Well, you can guess what happened to Ned. By staying in cash, he ran out of money after 20 years, at age 80. Yes, he earned some paltry yields from T-bills, but that wasn't enough to keep up with inflation. Poor Ned lived a very meager, stressful life, since all he had was some SS income, so he had to take a job as a Walmart greeter.

But now let's look at what happened to Sam. Despite choosing one of the worst possible years to retire, with a looming bear market in the early 70s, Sam was a multi-millionaire at age 80! His portfolio had doubled from $1.6M in 1966 to $3.1M in 1986, despite his cashing out over $100K in living expenses during the final years of this period. He was also able to keep up with annual inflation of 2%, as shown in the figures below.

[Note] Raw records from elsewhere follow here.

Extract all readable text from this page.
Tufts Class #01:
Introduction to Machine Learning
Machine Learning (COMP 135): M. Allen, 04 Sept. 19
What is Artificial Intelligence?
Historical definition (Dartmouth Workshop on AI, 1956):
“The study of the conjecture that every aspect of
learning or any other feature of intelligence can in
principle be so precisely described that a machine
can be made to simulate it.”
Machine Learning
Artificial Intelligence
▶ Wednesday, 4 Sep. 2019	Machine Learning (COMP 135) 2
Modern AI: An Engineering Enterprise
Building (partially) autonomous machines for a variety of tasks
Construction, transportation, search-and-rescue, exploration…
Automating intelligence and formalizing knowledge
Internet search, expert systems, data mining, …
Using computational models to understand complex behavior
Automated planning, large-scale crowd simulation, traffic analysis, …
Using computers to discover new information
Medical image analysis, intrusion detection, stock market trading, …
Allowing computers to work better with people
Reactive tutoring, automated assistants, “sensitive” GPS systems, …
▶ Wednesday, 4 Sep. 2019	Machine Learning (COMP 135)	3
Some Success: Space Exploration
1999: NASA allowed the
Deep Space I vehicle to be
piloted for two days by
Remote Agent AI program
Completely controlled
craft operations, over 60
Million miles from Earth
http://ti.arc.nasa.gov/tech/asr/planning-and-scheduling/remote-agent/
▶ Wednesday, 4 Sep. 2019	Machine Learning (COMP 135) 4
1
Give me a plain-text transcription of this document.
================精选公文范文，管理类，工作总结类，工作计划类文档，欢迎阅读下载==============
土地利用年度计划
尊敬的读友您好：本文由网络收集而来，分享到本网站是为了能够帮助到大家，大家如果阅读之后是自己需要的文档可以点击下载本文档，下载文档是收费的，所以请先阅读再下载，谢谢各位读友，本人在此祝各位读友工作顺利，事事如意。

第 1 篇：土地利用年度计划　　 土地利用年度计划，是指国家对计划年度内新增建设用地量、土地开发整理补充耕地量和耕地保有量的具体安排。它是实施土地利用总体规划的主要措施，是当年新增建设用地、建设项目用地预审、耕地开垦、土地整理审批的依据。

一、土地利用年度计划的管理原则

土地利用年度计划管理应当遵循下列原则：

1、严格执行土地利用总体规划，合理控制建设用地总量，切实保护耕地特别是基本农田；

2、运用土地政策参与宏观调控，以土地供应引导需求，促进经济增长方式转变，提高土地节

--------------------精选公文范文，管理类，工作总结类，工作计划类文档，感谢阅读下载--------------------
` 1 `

I hope you all can now see why retirement planners recommend keeping a good chunk of your portfolio in an index fund. Don't be like Ned. Be shrewd, like Sam.

Sam's Portfolio in Retirement
	 Amount in	 Amount in 		        S&P 500 
Year Cash S&P 500 Total return
------------------------------------------------------------------
1966 $320,000 $1,280,000 $1,600,000 -13.10%
1967 $240,000 $1,112,320 $1,352,320 20.10%
1968 $160,000 $1,335,896 $1,495,896 7.70%
1969 $80,000 $1,438,760 $1,518,760 -11.40%
1970 $81,600 $1,274,742 $1,356,342 0.10%
1971 $83,232 $1,276,342 $1,359,574 10.80%
1972 $84,897 $1,421,511 $1,506,408 15.60%
1973 $86,595 $1,654,813 $1,741,407 -17.40%
1974 $88,326 $1,350,076 $1,438,402 -29.70%
1975 $90,093 $921,104 $1,011,197 31.60%
1976 $91,895 $1,238,840 $1,330,735 19.20%
1977 $93,733 $1,492,503 $1,586,236 -11.50%
1978 $95,607 $1,308,212 $1,403,819 1.10%
1979 $97,520 $1,321,741 $1,419,261 12.30%
1980 $99,470 $1,494,360 $1,593,830 25.80%
1981 $101,459 $1,903,579 $2,005,038 -9.70%
1982 $103,489 $1,707,061 $1,810,550 14.80%
1983 $105,558 $1,972,953 $2,078,511 17.30%
1984 $107,669 $2,330,424 $2,438,093 1.40%
1985 $109,823 $2,362,404 $2,472,227 26.30%
1986 $112,019 $3,010,403 $3,122,422


Disclaimer - this is not financial advice. Consult your financial advisor for your own retirement planning. Everybody's situation is different.